If you’re following along at home, try accessing http://example.com/index.php?my-plugin=ajax-handler. What happens? Most likely, nothing at all… it still loads your normal blog index page. So what went wrong? In order to have the WordPress request handling code process custom URL parameters, we have to register them. This is necessary for a number of reasons including security, performance, and also to ensure that WordPress doesn’t accidentally process something it wasn’t meant to. Fortunately, registering a new query variable is very simple using the query_vars filter hook:

function my_plugin_query_vars($vars) {
    $vars[] = 'my-plugin';
    return $vars;
}
add_filter('query_vars', 'my_plugin_query_vars');

This simply registers ‘my-plugin’ as a valid query variable to be processed by WordPress, but says nothing about valid values for that variable. So now try reloading the page, and you should be greeted with a simple styled page reading “my-plugin ajax-handler!”. Now you just need to modify the my_plugin_parse_request function to actually do your custom request logic, and you’re good to go.

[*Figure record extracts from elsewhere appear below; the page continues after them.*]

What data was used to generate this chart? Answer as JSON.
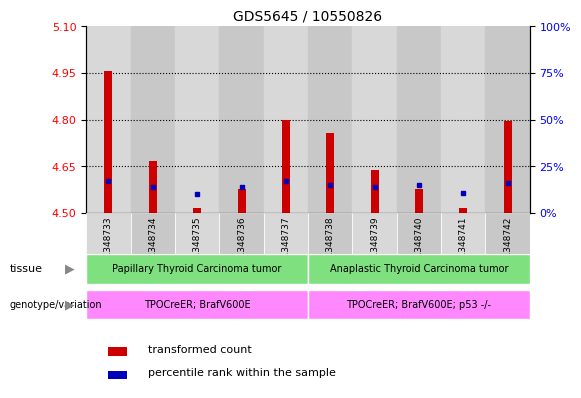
{
  "title": "GDS5645 / 10550826",
  "samples": [
    "GSM1348733",
    "GSM1348734",
    "GSM1348735",
    "GSM1348736",
    "GSM1348737",
    "GSM1348738",
    "GSM1348739",
    "GSM1348740",
    "GSM1348741",
    "GSM1348742"
  ],
  "red_values": [
    4.958,
    4.668,
    4.518,
    4.578,
    4.8,
    4.758,
    4.638,
    4.578,
    4.515,
    4.795
  ],
  "blue_percentiles": [
    17,
    14,
    10,
    14,
    17,
    15,
    14,
    15,
    11,
    16
  ],
  "y_min": 4.5,
  "y_max": 5.1,
  "y_ticks_left": [
    4.5,
    4.65,
    4.8,
    4.95,
    5.1
  ],
  "y_ticks_right": [
    0,
    25,
    50,
    75,
    100
  ],
  "grid_lines": [
    4.95,
    4.8,
    4.65
  ],
  "tissue_labels": [
    "Papillary Thyroid Carcinoma tumor",
    "Anaplastic Thyroid Carcinoma tumor"
  ],
  "tissue_green": "#7EE07E",
  "tissue_split": 5,
  "genotype_labels": [
    "TPOCreER; BrafV600E",
    "TPOCreER; BrafV600E; p53 -/-"
  ],
  "genotype_color": "#FF88FF",
  "bar_color_red": "#CC0000",
  "bar_color_blue": "#0000BB",
  "col_bg_even": "#D8D8D8",
  "col_bg_odd": "#C8C8C8",
  "legend_red": "transformed count",
  "legend_blue": "percentile rank within the sample"
}
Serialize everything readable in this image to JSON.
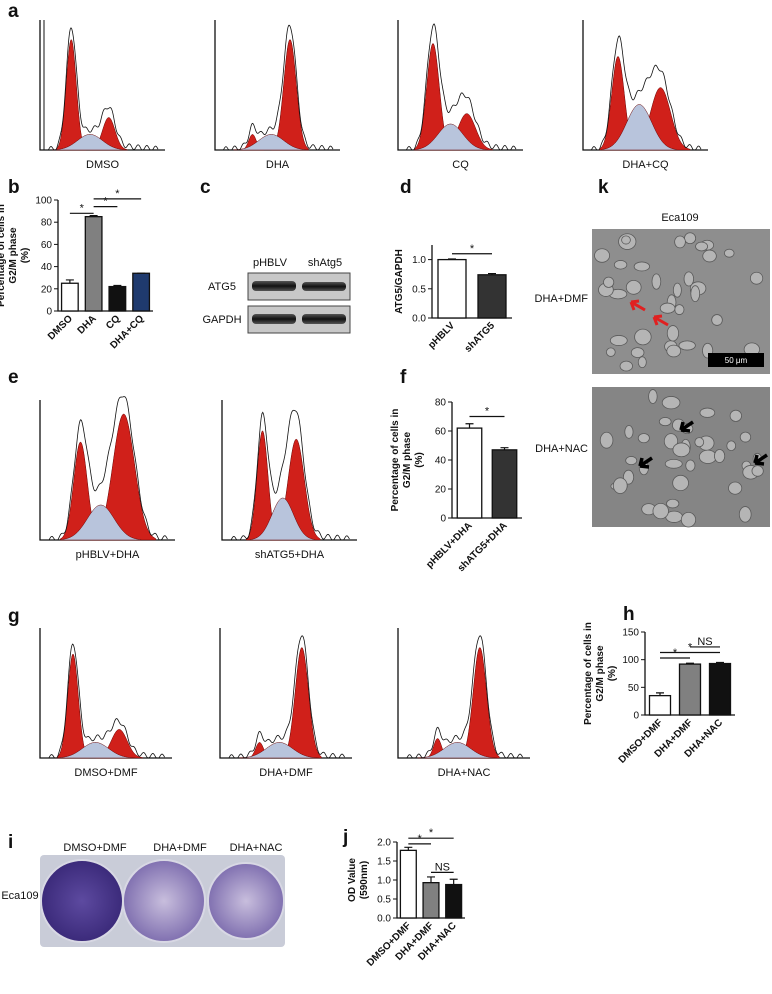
{
  "panel_letters": [
    "a",
    "b",
    "c",
    "d",
    "e",
    "f",
    "g",
    "h",
    "i",
    "j",
    "k"
  ],
  "flow": {
    "a": [
      "DMSO",
      "DHA",
      "CQ",
      "DHA+CQ"
    ],
    "e": [
      "pHBLV+DHA",
      "shATG5+DHA"
    ],
    "g": [
      "DMSO+DMF",
      "DHA+DMF",
      "DHA+NAC"
    ]
  },
  "blot": {
    "lanes": [
      "pHBLV",
      "shAtg5"
    ],
    "rows": [
      "ATG5",
      "GAPDH"
    ]
  },
  "micrograph": {
    "title": "Eca109",
    "rows": [
      "DHA+DMF",
      "DHA+NAC"
    ],
    "scale_bar": "50 μm"
  },
  "colony": {
    "lanes": [
      "DMSO+DMF",
      "DHA+DMF",
      "DHA+NAC"
    ],
    "row": "Eca109"
  },
  "chart_data": [
    {
      "type": "bar",
      "ylabel": [
        "Percentage of cells in",
        "G2/M phase",
        "(%)"
      ],
      "categories": [
        "DMSO",
        "DHA",
        "CQ",
        "DHA+CQ"
      ],
      "values": [
        25,
        85,
        22,
        34
      ],
      "errors": [
        3,
        1,
        1,
        0
      ],
      "colors": [
        "#ffffff",
        "#808080",
        "#111111",
        "#1f3a6e"
      ],
      "ylim": [
        0,
        100
      ],
      "yticks": [
        0,
        20,
        40,
        60,
        80,
        100
      ],
      "annotations": [
        "*",
        "*",
        "*"
      ]
    },
    {
      "type": "bar",
      "ylabel": [
        "ATG5/GAPDH"
      ],
      "categories": [
        "pHBLV",
        "shATG5"
      ],
      "values": [
        1.0,
        0.74
      ],
      "errors": [
        0.01,
        0.02
      ],
      "colors": [
        "#ffffff",
        "#333333"
      ],
      "ylim": [
        0,
        1.25
      ],
      "yticks": [
        {
          "value": 0,
          "label": "0.0"
        },
        {
          "value": 0.5,
          "label": "0.5"
        },
        {
          "value": 1,
          "label": "1.0"
        }
      ],
      "annotations": [
        "*"
      ]
    },
    {
      "type": "bar",
      "ylabel": [
        "Percentage of cells in",
        "G2/M phase",
        "(%)"
      ],
      "categories": [
        "pHBLV+DHA",
        "shATG5+DHA"
      ],
      "values": [
        62,
        47
      ],
      "errors": [
        3,
        1.5
      ],
      "colors": [
        "#ffffff",
        "#333333"
      ],
      "ylim": [
        0,
        80
      ],
      "yticks": [
        0,
        20,
        40,
        60,
        80
      ],
      "annotations": [
        "*"
      ]
    },
    {
      "type": "bar",
      "ylabel": [
        "Percentage of cells in",
        "G2/M phase",
        "(%)"
      ],
      "categories": [
        "DMSO+DMF",
        "DHA+DMF",
        "DHA+NAC"
      ],
      "values": [
        35,
        92,
        93
      ],
      "errors": [
        5,
        1.5,
        2
      ],
      "colors": [
        "#ffffff",
        "#808080",
        "#111111"
      ],
      "ylim": [
        0,
        150
      ],
      "yticks": [
        0,
        50,
        100,
        150
      ],
      "annotations": [
        "*",
        "*",
        "NS"
      ]
    },
    {
      "type": "bar",
      "ylabel": [
        "OD Value",
        "(590nm)"
      ],
      "categories": [
        "DMSO+DMF",
        "DHA+DMF",
        "DHA+NAC"
      ],
      "values": [
        1.78,
        0.93,
        0.88
      ],
      "errors": [
        0.08,
        0.15,
        0.14
      ],
      "colors": [
        "#ffffff",
        "#808080",
        "#111111"
      ],
      "ylim": [
        0,
        2
      ],
      "yticks": [
        {
          "value": 0,
          "label": "0.0"
        },
        {
          "value": 0.5,
          "label": "0.5"
        },
        {
          "value": 1,
          "label": "1.0"
        },
        {
          "value": 1.5,
          "label": "1.5"
        },
        {
          "value": 2,
          "label": "2.0"
        }
      ],
      "annotations": [
        "*",
        "*",
        "NS"
      ]
    }
  ]
}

I mentioned earlier that there are a couple of ways to do this. The one caveat to be aware of with the above approach is that you are hooking into the WordPress request processing logic before WordPress has processed the query itself. WordPress’s query handling logic is responsible for examining the request and figuring out what page or post within WordPress the request maps to. This is also what makes the is_* functions work: is_page, is_front_page, is_feed, etc. If your plugin is actually doing things on normal WordPress page requests and needs access to these functions, then instead of hooking into the parse_request action, you should use the wp action. You are still passed an instance of the WP class, so all you need to modify is the add_action call:

add_action('wp', 'my_plugin_parse_request');

I would recommend that you not make this change unless you know that you need to. Otherwise, you’re having WordPress perform a lot of logic that isn’t necessary (including hits against the database), potentially making the request take longer than it needs to be. Though the difference is likely to be imperceptible, it’s just good practice to keep things as fast as possible. And when dealing with custom request handling, you can keep things fast by hooking into as soon in the flow as possible.

Additional Exercise for the reader

If you don’t like the look of URL containing index.php?my-plugin=ajax-handler, and instead want something pretty like

http://example.com/my-plugin/ajax-handler

that is certainly possible with just a little bit more work (see WP_Rewrite). The WordPress OpenID Plugin does this to achieve nice endpoint URLs for the OpenID authentication protocol. A word of caution with this however: if you want to make sure that your plugin works on the widest number of deployments, where you have no idea what their permalink structure is going to be, there is a bit more work that is necessary. You can see the rewrite rules I setup for the OpenID plugin in the common.php file. There’s a lot of other stuff in there, and the rewrite code is a little confusing at parts, but it’s all there. I will actually be changing this in the future to simplify things a bit, so avoid complicating matters unless there is a real reason to.